Gambetta a promis à Keratry des « armes modernes». Ces armes sont alors représentées par le fusil « chassepot », d'un calibre de 11 mm et adopté par l'armée depuis 1864. Il a « fait merveille », paraît-il, en 1867 en Italie contre les troupes de Garibaldi. On en fabrique, dit-on, plus de 100 000 par mois. Et pourtant on ne peut en donner à Conlie …

« Trouvez-en dans les dépôts », a déclaré Gambetta à Keratry, qui s'en est allé faire le tour des principales villes et des principaux ports bretons. Il en découvre 15 000 à Brest, les réclame pour ses hommes, et le préfet maritime lui montre une note émanant du ministre, et reçue le matin même : « Je vous enjoins de ne laisser prendre, sous aucun prétexte, les fusils et cartouches Chassepot. »

Vers qui se tourner ? Vers la Commission d'armement ? Cette Commission a envoyé aux États-Unis des délégués chargés de l'achat de fusils. Voici les premiers transports. Leur cargaison, assure-t-on, sera pour l'armée de Bretagne.

sans armes et en sabots

Admettons que cette armée n'ait droit qu'aux armes d'importation. Or, si nous examinons la liste des arrivages, pour la période du 1er novembre au 1er décembre, 158 437 fusils à tir rapide ont été débarqués à Brest et au Havre, de sept navires, français et américains. Aucun n'a été acheminé vers Conlie.

Nous devons ces chiffres, particulièrement éloquents, à M. de la Borderie, rapporteur de l'affaire devant la Commission d'enquête, instituée à l'Assemblée nationale, le 14 juin 1871, pour examiner les actes du gouvernement de la Défense nationale, et spécialement ceux de Gambetta au ministère de l'Intérieur et à celui de la Guerre.

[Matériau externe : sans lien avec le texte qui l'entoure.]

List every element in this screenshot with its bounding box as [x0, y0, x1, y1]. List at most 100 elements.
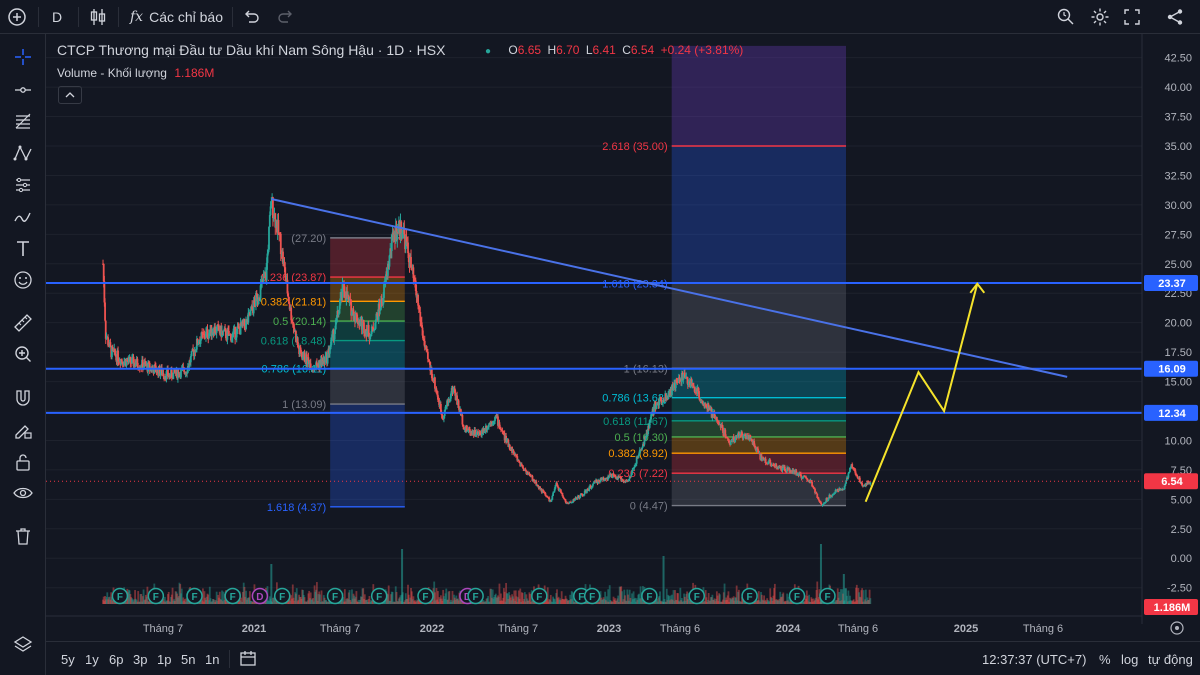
volume-bar: [304, 601, 307, 604]
candle-body: [602, 477, 605, 481]
trend-line-icon[interactable]: [10, 77, 36, 103]
zoom-in-icon[interactable]: [10, 341, 36, 367]
range-6p[interactable]: 6p: [109, 652, 124, 667]
settings-gear-icon[interactable]: [1090, 5, 1110, 29]
candle-body: [252, 300, 255, 314]
redo-icon[interactable]: [276, 5, 294, 29]
volume-bar: [549, 594, 552, 604]
volume-bar: [621, 601, 624, 604]
candle-body: [236, 326, 239, 329]
log-toggle[interactable]: log: [1121, 652, 1139, 667]
volume-bar: [704, 590, 707, 604]
range-1y[interactable]: 1y: [85, 652, 99, 667]
candle-body: [661, 403, 664, 405]
volume-bar: [351, 598, 354, 604]
volume-bar: [512, 598, 515, 604]
candle-body: [257, 299, 260, 302]
volume-bar: [220, 599, 223, 604]
candle-body: [347, 296, 350, 300]
volume-bar: [516, 601, 519, 604]
candle-body: [715, 417, 718, 420]
undo-icon[interactable]: [243, 5, 261, 29]
volume-bar: [767, 600, 769, 604]
candle-body: [683, 372, 686, 379]
collapse-legend-button[interactable]: [58, 86, 82, 104]
event-marker-label: F: [279, 592, 285, 603]
share-icon[interactable]: [1166, 5, 1184, 29]
volume-bar: [734, 597, 737, 604]
volume-bar: [327, 601, 330, 604]
volume-bar: [737, 591, 740, 604]
lock-drawing-icon[interactable]: [10, 417, 36, 443]
range-3p[interactable]: 3p: [133, 652, 148, 667]
candle-body: [297, 345, 300, 349]
volume-bar: [552, 598, 555, 604]
volume-bar: [707, 599, 709, 604]
volume-bar: [563, 599, 566, 604]
candlestick-icon[interactable]: [89, 5, 107, 29]
magnet-icon[interactable]: [10, 385, 36, 411]
volume-bar: [770, 597, 773, 604]
ruler-icon[interactable]: [10, 310, 36, 336]
pattern-icon[interactable]: [10, 140, 36, 166]
crosshair-icon[interactable]: [10, 44, 36, 70]
range-1p[interactable]: 1p: [157, 652, 172, 667]
candle-body: [802, 476, 804, 478]
volume-bar: [387, 585, 390, 604]
volume-bar: [629, 597, 632, 604]
candle-body: [190, 351, 193, 357]
indicators-button[interactable]: fx Các chỉ báo: [130, 5, 223, 29]
text-tool-icon[interactable]: [10, 236, 36, 262]
fib-tool-icon[interactable]: [10, 108, 36, 134]
volume-bar: [349, 599, 352, 604]
date-range-icon[interactable]: [239, 649, 257, 670]
range-5y[interactable]: 5y: [61, 652, 75, 667]
volume-bar: [601, 600, 603, 604]
auto-toggle[interactable]: tự động: [1148, 652, 1193, 667]
volume-bar: [368, 596, 371, 604]
volume-bar: [343, 601, 345, 604]
volume-bar: [214, 601, 217, 604]
volume-bar: [525, 594, 528, 604]
volume-bar: [437, 601, 440, 604]
percent-toggle[interactable]: %: [1099, 652, 1111, 667]
add-symbol-icon[interactable]: [6, 5, 28, 29]
price-chart[interactable]: (27.20) 0.236 (23.87) 0.382 (21.81) 0.5 (20…: [46, 34, 1200, 641]
candle-body: [456, 395, 458, 405]
interval-button[interactable]: D: [52, 5, 62, 29]
volume-bar: [605, 596, 608, 604]
layers-icon[interactable]: [10, 631, 36, 657]
candle-body: [546, 496, 549, 498]
candle-body: [645, 436, 647, 440]
volume-bar: [804, 595, 807, 604]
emoji-icon[interactable]: [10, 267, 36, 293]
trash-icon[interactable]: [10, 523, 36, 549]
candle-body: [767, 461, 770, 463]
candle-body: [173, 368, 176, 373]
candle-body: [580, 493, 583, 495]
chart-area[interactable]: (27.20) 0.236 (23.87) 0.382 (21.81) 0.5 (20…: [46, 34, 1200, 641]
volume-bar: [672, 590, 675, 604]
volume-bar: [172, 600, 175, 604]
price-tick-label: 25.00: [1164, 259, 1192, 271]
range-1n[interactable]: 1n: [205, 652, 220, 667]
candle-body: [693, 387, 696, 392]
unlock-icon[interactable]: [10, 449, 36, 475]
volume-bar: [612, 596, 615, 604]
volume-bar: [763, 595, 766, 604]
fullscreen-icon[interactable]: [1123, 5, 1141, 29]
brush-icon[interactable]: [10, 204, 36, 230]
candle-body: [203, 333, 206, 338]
quick-search-icon[interactable]: [1056, 5, 1076, 29]
volume-bar: [484, 601, 486, 604]
volume-bar: [142, 589, 145, 604]
volume-bar: [444, 593, 447, 604]
clock[interactable]: 12:37:37 (UTC+7): [982, 652, 1087, 667]
measure-tools-icon[interactable]: [10, 172, 36, 198]
candle-body: [283, 261, 286, 268]
candle-body: [806, 478, 809, 481]
eye-icon[interactable]: [10, 480, 36, 506]
range-5n[interactable]: 5n: [181, 652, 196, 667]
volume-bar: [635, 598, 638, 604]
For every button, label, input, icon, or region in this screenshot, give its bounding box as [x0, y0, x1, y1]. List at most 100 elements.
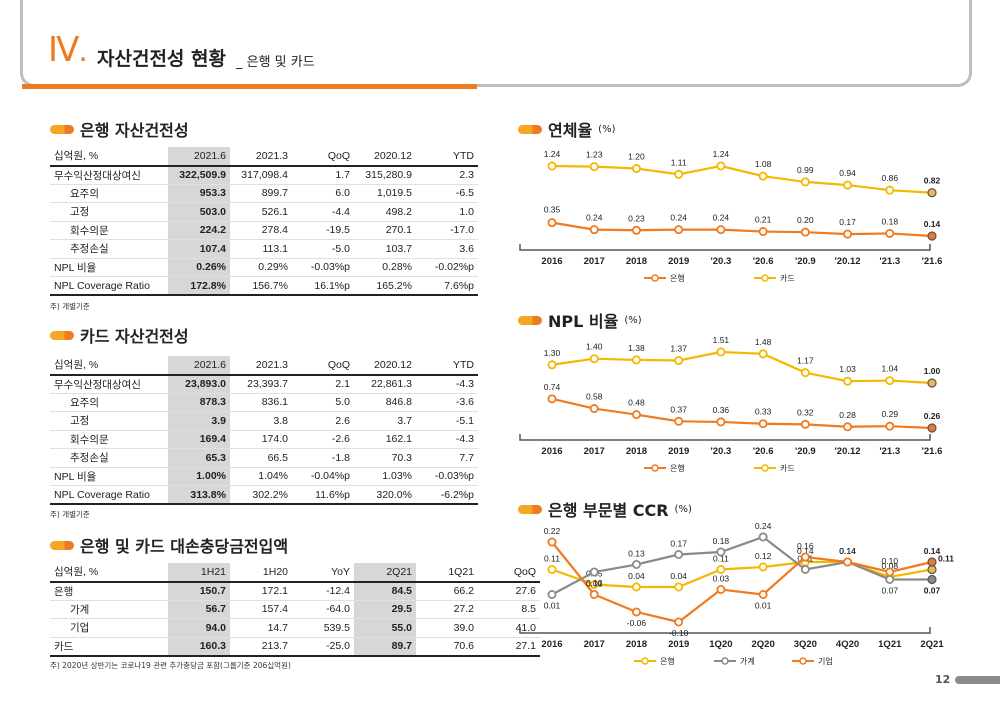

M. de la Borderie, député d'Ille-et-Vilaine, apporte tant de précisions qu'il est difficile de ne pas le croire, même en le taxant d'une certaine sévérité, voire partialité, en sa qualité de Breton. Il remarque : « M. Gambetta s'obstinait donc, par politique, à laisser croupir, sans armes, 50 000 mobilisés de notre province. »

Jacques-Philippe Champagnac Historia juillet 1979

(1) Bientôt la plupart des recrues, lors des rares essais d'instruction militaire qui auront lieu, porteront les poteaux de leurs tentes en guise de fusil !

1 commentaire:

Anonyme a dit…


L'affaire de Conlie réduite au résultat d'un crainte de Gambetta vis à vis d'une éventuelle armée chouanne, c'est l'interprétation répétée et résumée partout! Ce texte apporte cependant ici des citations intéressantes, (sans leur source !) que je n'avais pas rencontré jusqu'ici. Mais, de la lecture de Le Moing-Kerrand P., les Bretons dans la guerre de 1870, malheureusement seulement auto-édité par l'auteur (Loperhet 56400 Plougoumelen en 1999), je retiens surtout l'idée d'une pagaille bien française. Avec sans doute de plus, hostilité masquée de toute l'armée "régulière", dévouée jusque-là à Napoléon III pour cette armée improvisée donnée à un "général" nommé par un politique, républicain de surcroît.